In early January 1988, Harper, as part of a transitional relationship, sent two employees into the Lang premises, where they remained for less than two months, during which period Lang continued to pay the rent directly to plaintiff. When the premises were vacated at the end of February 1988, plaintiff commenced this action against both Lang and Harper for the balance of rent due for the full term of the lease, less the rent collected from the new tenant. The IAS court granted Harper summary judgment dismissing the complaint as against it based on the Statute of Frauds (General Obligations Law § 5-703 [2]).

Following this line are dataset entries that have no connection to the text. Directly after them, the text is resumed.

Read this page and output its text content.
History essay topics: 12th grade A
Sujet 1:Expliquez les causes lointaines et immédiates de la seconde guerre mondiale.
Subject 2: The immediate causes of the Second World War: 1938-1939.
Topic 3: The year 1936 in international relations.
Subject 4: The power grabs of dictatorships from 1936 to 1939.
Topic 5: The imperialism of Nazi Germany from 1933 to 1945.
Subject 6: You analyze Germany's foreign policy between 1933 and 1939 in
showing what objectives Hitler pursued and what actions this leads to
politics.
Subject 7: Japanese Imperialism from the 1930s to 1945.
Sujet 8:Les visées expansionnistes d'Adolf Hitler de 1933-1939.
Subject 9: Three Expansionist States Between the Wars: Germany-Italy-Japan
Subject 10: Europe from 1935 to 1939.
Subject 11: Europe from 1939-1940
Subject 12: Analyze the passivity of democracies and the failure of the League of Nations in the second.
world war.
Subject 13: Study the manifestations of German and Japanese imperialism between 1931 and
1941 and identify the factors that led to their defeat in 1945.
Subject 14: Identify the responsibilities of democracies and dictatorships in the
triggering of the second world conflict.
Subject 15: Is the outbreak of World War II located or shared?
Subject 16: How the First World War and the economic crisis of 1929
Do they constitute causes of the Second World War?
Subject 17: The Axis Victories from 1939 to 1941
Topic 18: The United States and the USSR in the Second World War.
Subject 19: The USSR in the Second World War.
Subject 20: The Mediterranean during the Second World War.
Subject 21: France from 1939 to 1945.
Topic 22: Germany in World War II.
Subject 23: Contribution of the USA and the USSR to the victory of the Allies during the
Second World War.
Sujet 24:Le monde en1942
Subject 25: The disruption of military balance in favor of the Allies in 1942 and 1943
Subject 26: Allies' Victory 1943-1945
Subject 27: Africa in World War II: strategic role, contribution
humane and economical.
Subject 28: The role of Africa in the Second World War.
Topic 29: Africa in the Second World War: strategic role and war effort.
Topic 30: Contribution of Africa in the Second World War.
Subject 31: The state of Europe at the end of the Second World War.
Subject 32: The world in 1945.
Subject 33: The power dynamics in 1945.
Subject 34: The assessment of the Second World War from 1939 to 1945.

Plaintiff argues that Harper, by taking possession of the leased premises, became an assignee of the lease for the remainder of the term by operation of law (citing Mann v Munch Brewery, 225 NY 189). The Statute of Frauds is no defense where a person other than the lessee actually occupies the premises, this because the law presumes that the lease was assigned to the occupier of the premises. However, that rule does not apply where, as here, the leased premises were only temporarily occupied for a short time, the occupancy was not exclusive, and the purported assignee never paid rent to the landlord. Under these circumstances, there can be no assignment by operation of law, and plaintiff’s request for further discovery is unavailing.

We have considered plaintiff’s other contention and find it to be without merit. Concur — Murphy, P. J., Rosenberger, Ellerin, Ross and Rubin, JJ.